Ostatni tydzień spędziłam w łóżku z anginą. To kolejna choroba w ciągu ostatnich kilku tygodni, która mnie dopada. Jutro wracam do pracy i mam nadzieję, że zdrowotnie wychodzę już na prostą. Tym samym zupełnie nie miałam sił do blogowania, fotografowania i pisania postów, ale nie próżnowałam przez ten czas:-) Kiedy już mogłam otworzyć oczy i w miarę przytomnie ogarniać rzeczywistość, przeczytałam zaległości książkowe, pooglądałam w spokoju gazety wnętrzarskie i wymyśliłam nowy wygląd mojego mieszkania. Jak już kiedyś wspominałam, troszkę mi się już przejadła biel, przecierki, styl shabby chic itd. Nawet nie troszkę:-) Kuchnia już dawno poszła w zupełnie innym stylu niż reszta mieszkania i coraz bliżej jej do english country kitchen:-) Styl angielskiej wsi podoba mi się już od bardzo dawna, jednak ciągle wahałam się, że mieszkanie w bloku się do niego nie nadaje. Ale z drugiej strony, nic nie stoi na przeszkodzie, żeby spróbować zaadaptować go w swoim m:-) Tu chyba wpływ mają czytane przeze mnie książki, ale o tym innym razem:-) Dziś chciałabym Wam zaprezentować kilka moich inspiracji i kierunek zmian, w którym chciałabym pójść.

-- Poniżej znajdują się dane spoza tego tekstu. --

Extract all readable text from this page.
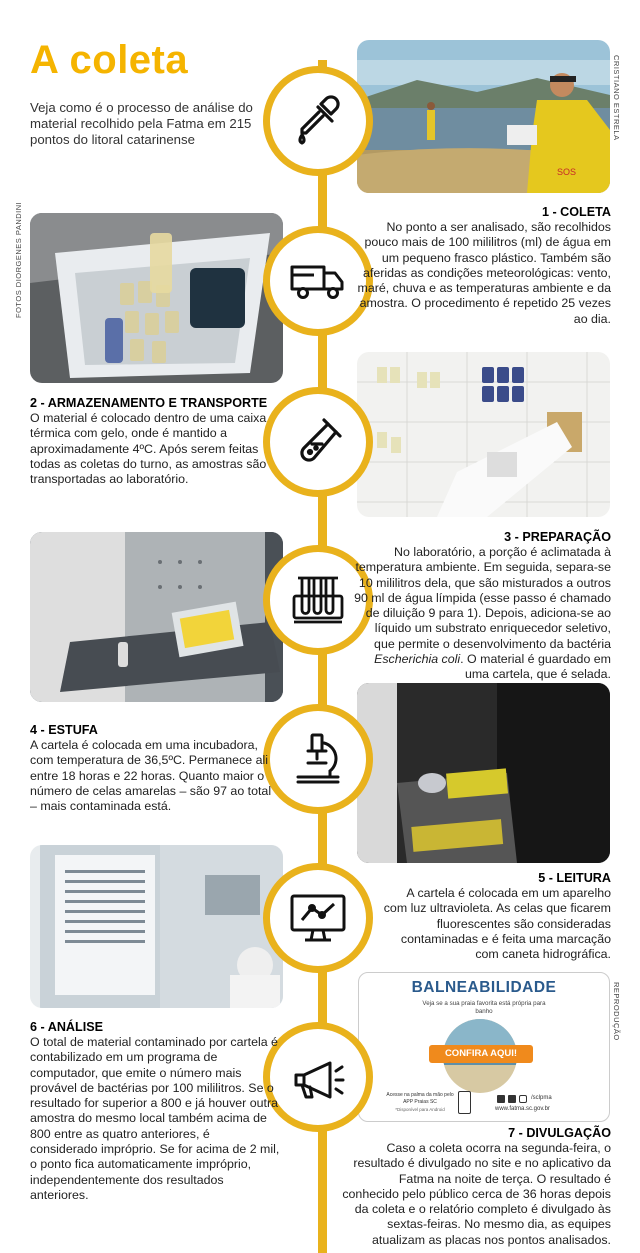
A coleta
Veja como é o processo de análise do material recolhido pela Fatma em 215 pontos do litoral catarinense	CRISTIANO ESTRELA
FOTOS DIORGENES PANDINI
REPRODUÇÃO
SOS
BALNEABILIDADE
Veja se a sua praia favorita está própria para banho
CONFIRA AQUI!
Acesse na palma da mão pelo APP Praias SC
*Disponível para Android
/sclpma
www.fatma.sc.gov.br
1 - COLETA

No ponto a ser analisado, são recolhidos pouco mais de 100 mililitros (ml) de água em um pequeno frasco plástico. Também são aferidas as condições meteorológicas: vento, maré, chuva e as temperaturas ambiente e da amostra. O procedimento é repetido 25 vezes ao dia.

2 - ARMAZENAMENTO E TRANSPORTE

O material é colocado dentro de uma caixa térmica com gelo, onde é mantido a aproximadamente 4ºC. Após serem feitas todas as coletas do turno, as amostras são transportadas ao laboratório.

3 - PREPARAÇÃO

No laboratório, a porção é aclimatada à temperatura ambiente. Em seguida, separa-se 10 mililitros dela, que são misturados a outros 90 ml de água límpida (esse passo é chamado de diluição 9 para 1). Depois, adiciona-se ao líquido um substrato enriquecedor seletivo, que permite o desenvolvimento da bactéria Escherichia coli. O material é guardado em uma cartela, que é selada.

4 - ESTUFA

A cartela é colocada em uma incubadora, com temperatura de 36,5ºC. Permanece ali entre 18 horas e 22 horas. Quanto maior o número de celas amarelas – são 97 ao total – mais contaminada está.

5 - LEITURA

A cartela é colocada em um aparelho com luz ultravioleta. As celas que ficarem fluorescentes são consideradas contaminadas e é feita uma marcação com caneta hidrográfica.

6 - ANÁLISE

O total de material contaminado por cartela é contabilizado em um programa de computador, que emite o número mais provável de bactérias por 100 mililitros. Se o resultado for superior a 800 e já houver outra amostra do mesmo local também acima de 800 entre as quatro anteriores, é considerado impróprio. Se for acima de 2 mil, o ponto fica automaticamente impróprio, independentemente dos resultados anteriores.

7 - DIVULGAÇÃO

Caso a coleta ocorra na segunda-feira, o resultado é divulgado no site e no aplicativo da Fatma na noite de terça. O resultado é conhecido pelo público cerca de 36 horas depois da coleta e o relatório completo é divulgado às sextas-feiras. No mesmo dia, as equipes atualizam as placas nos pontos analisados.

Ten salonik jest idealny! Oczywiście o kozie mogę tylko pomarzyć, ale co tam:-)


I kolejny salon, niby nic wielkiego, a jednak:-)

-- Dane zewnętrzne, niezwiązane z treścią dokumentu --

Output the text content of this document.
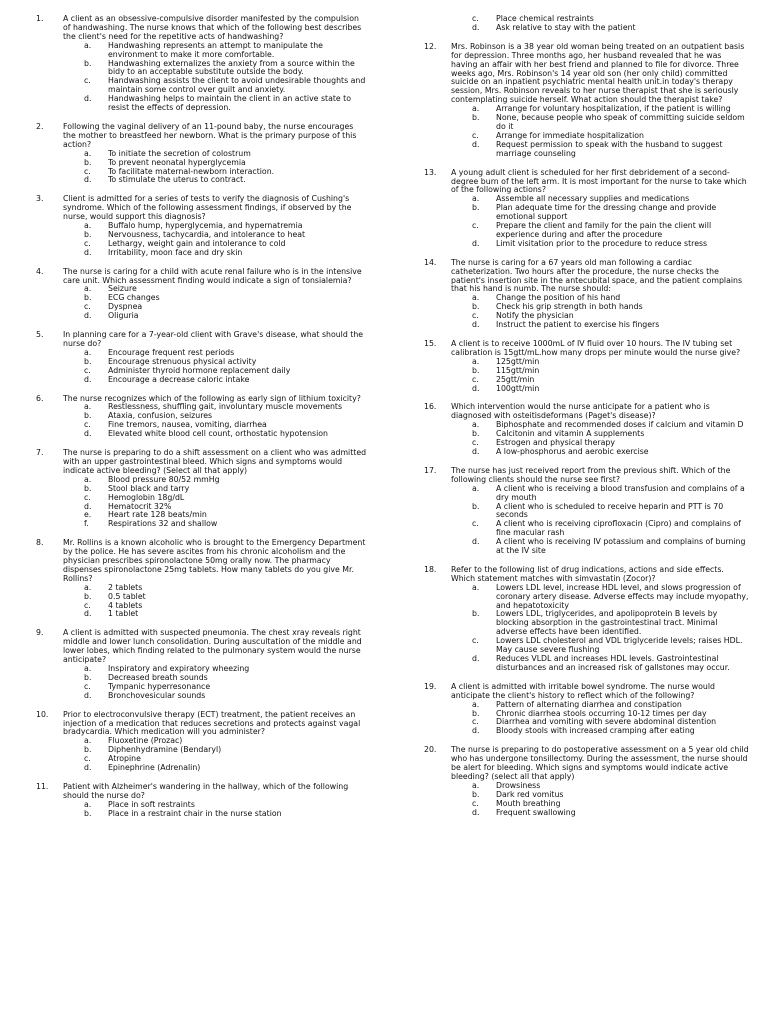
1.	A client as an obsessive-compulsive disorder manifested by the compulsion of handwashing. The nurse knows that which of the following best describes the client's need for the repetitive acts of handwashing?
a.	Handwashing represents an attempt to manipulate the environment to make it more comfortable.
b.	Handwashing externalizes the anxiety from a source within the bidy to an acceptable substitute outside the body.
c.	Handwashing assists the client to avoid undesirable thoughts and maintain some control over guilt and anxiety.
d.	Handwashing helps to maintain the client in an active state to resist the effects of depression.
2.	Following the vaginal delivery of an 11-pound baby, the nurse encourages the mother to breastfeed her newborn. What is the primary purpose of this action?
a.	To initiate the secretion of colostrum
b.	To prevent neonatal hyperglycemia
c.	To facilitate maternal-newborn interaction.
d.	To stimulate the uterus to contract.
3.	Client is admitted for a series of tests to verify the diagnosis of Cushing's syndrome. Which of the following assessment findings, if observed by the nurse, would support this diagnosis?
a.	Buffalo hump, hyperglycemia, and hypernatremia
b.	Nervousness, tachycardia, and intolerance to heat
c.	Lethargy, weight gain and intolerance to cold
d.	Irritability, moon face and dry skin
4.	The nurse is caring for a child with acute renal failure who is in the intensive care unit. Which assessment finding would indicate a sign of tonsialemia?
a.	Seizure
b.	ECG changes
c.	Dyspnea
d.	Oliguria
5.	In planning care for a 7-year-old client with Grave's disease, what should the nurse do?
a.	Encourage frequent rest periods
b.	Encourage strenuous physical activity
c.	Administer thyroid hormone replacement daily
d.	Encourage a decrease caloric intake
6.	The nurse recognizes which of the following as early sign of lithium toxicity?
a.	Restlessness, shuffling gait, involuntary muscle movements
b.	Ataxia, confusion, seizures
c.	Fine tremors, nausea, vomiting, diarrhea
d.	Elevated white blood cell count, orthostatic hypotension
7.	The nurse is preparing to do a shift assessment on a client who was admitted with an upper gastrointestinal bleed. Which signs and symptoms would indicate active bleeding? (Select all that apply)
a.	Blood pressure 80/52 mmHg
b.	Stool black and tarry
c.	Hemoglobin 18g/dL
d.	Hematocrit 32%
e.	Heart rate 128 beats/min
f.	Respirations 32 and shallow
8.	Mr. Rollins is a known alcoholic who is brought to the Emergency Department by the police. He has severe ascites from his chronic alcoholism and the physician prescribes spironolactone 50mg orally now. The pharmacy dispenses spironolactone 25mg tablets. How many tablets do you give Mr. Rollins?
a.	2 tablets
b.	0.5 tablet
c.	4 tablets
d.	1 tablet
9.	A client is admitted with suspected pneumonia. The chest xray reveals right middle and lower lunch consolidation. During auscultation of the middle and lower lobes, which finding related to the pulmonary system would the nurse anticipate?
a.	Inspiratory and expiratory wheezing
b.	Decreased breath sounds
c.	Tympanic hyperresonance
d.	Bronchovesicular sounds
10.	Prior to electroconvulsive therapy (ECT) treatment, the patient receives an injection of a medication that reduces secretions and protects against vagal bradycardia. Which medication will you administer?
a.	Fluoxetine (Prozac)
b.	Diphenhydramine (Bendaryl)
c.	Atropine
d.	Epinephrine (Adrenalin)
11.	Patient with Alzheimer's wandering in the hallway, which of the following should the nurse do?
a.	Place in soft restraints
b.	Place in a restraint chair in the nurse station
c.	Place chemical restraints
d.	Ask relative to stay with the patient
12.	Mrs. Robinson is a 38 year old woman being treated on an outpatient basis for depression. Three months ago, her husband revealed that he was having an affair with her best friend and planned to file for divorce. Three weeks ago, Mrs. Robinson's 14 year old son (her only child) committed suicide on an inpatient psychiatric mental health unit.in today's therapy session, Mrs. Robinson reveals to her nurse therapist that she is seriously contemplating suicide herself. What action should the therapist take?
a.	Arrange for voluntary hospitalization, if the patient is willing
b.	None, because people who speak of committing suicide seldom do it
c.	Arrange for immediate hospitalization
d.	Request permission to speak with the husband to suggest marriage counseling
13.	A young adult client is scheduled for her first debridement of a second-degree burn of the left arm. It is most important for the nurse to take which of the following actions?
a.	Assemble all necessary supplies and medications
b.	Plan adequate time for the dressing change and provide emotional support
c.	Prepare the client and family for the pain the client will experience during and after the procedure
d.	Limit visitation prior to the procedure to reduce stress
14.	The nurse is caring for a 67 years old man following a cardiac catheterization. Two hours after the procedure, the nurse checks the patient's insertion site in the antecubital space, and the patient complains that his hand is numb. The nurse should:
a.	Change the position of his hand
b.	Check his grip strength in both hands
c.	Notify the physician
d.	Instruct the patient to exercise his fingers
15.	A client is to receive 1000mL of IV fluid over 10 hours. The IV tubing set calibration is 15gtt/mL.how many drops per minute would the nurse give?
a.	125gtt/min
b.	115gtt/min
c.	25gtt/min
d.	100gtt/min
16.	Which intervention would the nurse anticipate for a patient who is diagnosed with osteitisdeformans (Paget's disease)?
a.	Biphosphate and recommended doses if calcium and vitamin D
b.	Calcitonin and vitamin A supplements
c.	Estrogen and physical therapy
d.	A low-phosphorus and aerobic exercise
17.	The nurse has just received report from the previous shift. Which of the following clients should the nurse see first?
a.	A client who is receiving a blood transfusion and complains of a dry mouth
b.	A client who is scheduled to receive heparin and PTT is 70 seconds
c.	A client who is receiving ciprofloxacin (Cipro) and complains of fine macular rash
d.	A client who is receiving IV potassium and complains of burning at the IV site
18.	Refer to the following list of drug indications, actions and side effects. Which statement matches with simvastatin (Zocor)?
a.	Lowers LDL level, increase HDL level, and slows progression of coronary artery disease. Adverse effects may include myopathy, and hepatotoxicity
b.	Lowers LDL, triglycerides, and apolipoprotein B levels by blocking absorption in the gastrointestinal tract. Minimal adverse effects have been identified.
c.	Lowers LDL cholesterol and VDL triglyceride levels; raises HDL. May cause severe flushing
d.	Reduces VLDL and increases HDL levels. Gastrointestinal disturbances and an increased risk of gallstones may occur.
19.	A client is admitted with irritable bowel syndrome. The nurse would anticipate the client's history to reflect which of the following?
a.	Pattern of alternating diarrhea and constipation
b.	Chronic diarrhea stools occurring 10-12 times per day
c.	Diarrhea and vomiting with severe abdominal distention
d.	Bloody stools with increased cramping after eating
20.	The nurse is preparing to do postoperative assessment on a 5 year old child who has undergone tonsillectomy. During the assessment, the nurse should be alert for bleeding. Which signs and symptoms would indicate active bleeding? (select all that apply)
a.	Drowsiness
b.	Dark red vomitus
c.	Mouth breathing
d.	Frequent swallowing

I jeszcze taki kącik:-) Podobny fotelik już niedługo zagości u mnie.


(Wszystkie zdjęcia pochodzą ze strony: http://www.housetohome.co.uk/) - to moja skarbnica:-)


A tutaj jeszcze trochę dowcipna wersja wspomnianego stylu country. Oczywiście,aż tak kolorowo u mnie nie będzie. Rysunki pochodzą ze strony: http://www.jdillustration.co.uk/index.html


I na sam koniec, zabawa w jesienne kolory- dziś zielony. Poniższe zdjęcie zostało zrobione w pierwszy dzień jesieni w Rogowie, jeszcze było całkiem zielono, ale pierwsze kolory jesieni już zaczynały się pojawiać.  

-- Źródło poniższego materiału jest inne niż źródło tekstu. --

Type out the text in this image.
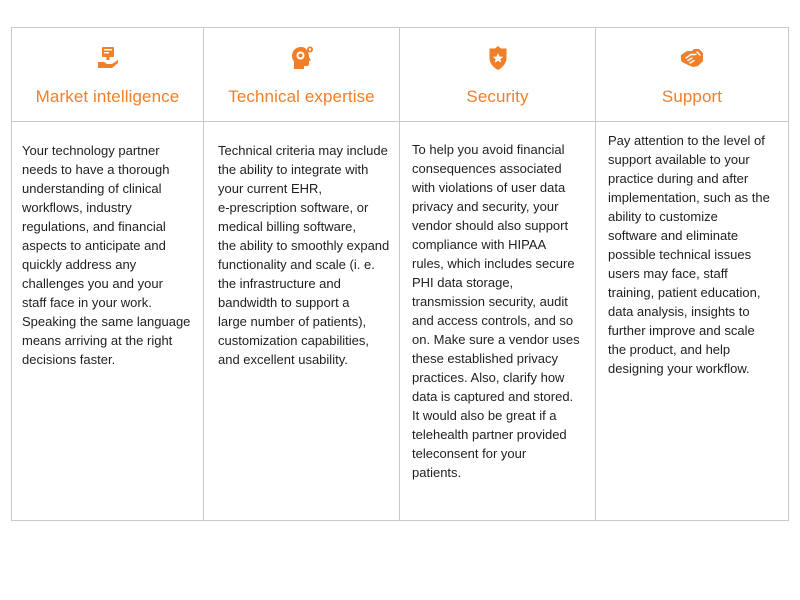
Market intelligence
Your technology partner
needs to have a thorough
understanding of clinical
workflows, industry
regulations, and financial
aspects to anticipate and
quickly address any
challenges you and your
staff face in your work.
Speaking the same language
means arriving at the right
decisions faster.
Technical expertise
Technical criteria may include
the ability to integrate with
your current EHR,
e-prescription software, or
medical billing software,
the ability to smoothly expand
functionality and scale (i. e.
the infrastructure and
bandwidth to support a
large number of patients),
customization capabilities,
and excellent usability.
Security
To help you avoid financial
consequences associated
with violations of user data
privacy and security, your
vendor should also support
compliance with HIPAA
rules, which includes secure
PHI data storage,
transmission security, audit
and access controls, and so
on. Make sure a vendor uses
these established privacy
practices. Also, clarify how
data is captured and stored.
It would also be great if a
telehealth partner provided
teleconsent for your
patients.
Support
Pay attention to the level of
support available to your
practice during and after
implementation, such as the
ability to customize
software and eliminate
possible technical issues
users may face, staff
training, patient education,
data analysis, insights to
further improve and scale
the product, and help
designing your workflow.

Trzymajcie kciuki, żeby udało mi się wprowadzić wszystkie zmiany:-) Ze zdziwieniem zauważyłam,że bez żadnego żalu pozbywam się dodatków, które obecnie mam w mieszkaniu. Pora na zmiany! 
Dobrej nocy!
Ola

sobota, 6 października 2012

Jesienne przyjemności:-)

Witajcie,

I minął kolejny tydzień...jest tak jak myślałam, na życie blogowe w tygodniu nie mam kompletnie czasu. Nie robię zdjęć, bo wracam jak jest już całkiem ciemno, nie odpisuję na maila, nie komentuje:-( Nie lubię takiego niedoczasu, choć wszystko co się teraz dzieje sprawia mi dużo przyjemności:-) Jestem już po immatrykulacji i tym samym oficjalnie doktorantką. Nawet pierwsze zajęcia już były, które mnie troszkę przeraziły, bo jakby nie było, kierunek jak najbardziej humanistyczny, a tu wzory, logika...itd....zapowiada się ciekawie:-) Dlatego taka wolna sobota cieszy mnie niezmiernie. Doprowadziłam w końcu mieszkanie do porządku, upiekłam imieninowe ciasto dla Męża, winko się chłodzi na wieczór, a ja spędzam czas po prostu odpoczywając. Wygodny strój, ciepłe skarpety i kosz orzechów to prawie zestaw idealny:-) A jak to wszystko umilają nowe nabytki domowe to już jest na 5:-)


Serwetka Green Gate z Fiorello do koszyka spodobała mi się od razu i orzechy smakują inaczej:-) Ja jednak lubię jak wszystko jest ładnie podane:-)


Nie wiem skąd tyle minty dodatków się obok mnie znalazło:-) Znany Wam już kubek używam non stop, a to małe pudełeczko jest tak uroczym drobiazgiem,że nie mogłam się mu oprzeć:-) To puszka z zapałkami, które coraz częściej się przydają:-) 



I jak już wszystko mam, to przesiaduję na kanapie z książką. Ostatnio odkryłam świetne blogi o książkach i przepadłam. Skończyło się na zamówieniu kilku nowych pozycji i na kilka wieczorów lektura zapewniona. Dobrze, że mam czytnik Kindla bo chyba bym zbankrutowała:-) Na temat refleksji książkowych mogłabym założyć drugiego bloga, zresztą kusi mnie takowy:-) 

I jeszcze żółte, jesienne wyzwanie. Zaszalałam z lakierem do paznokci:-)


Miłego weekendu!
Pozdrawiam ciepło!
Ola
p.s. Przypominam o candy:-) Zapraszam!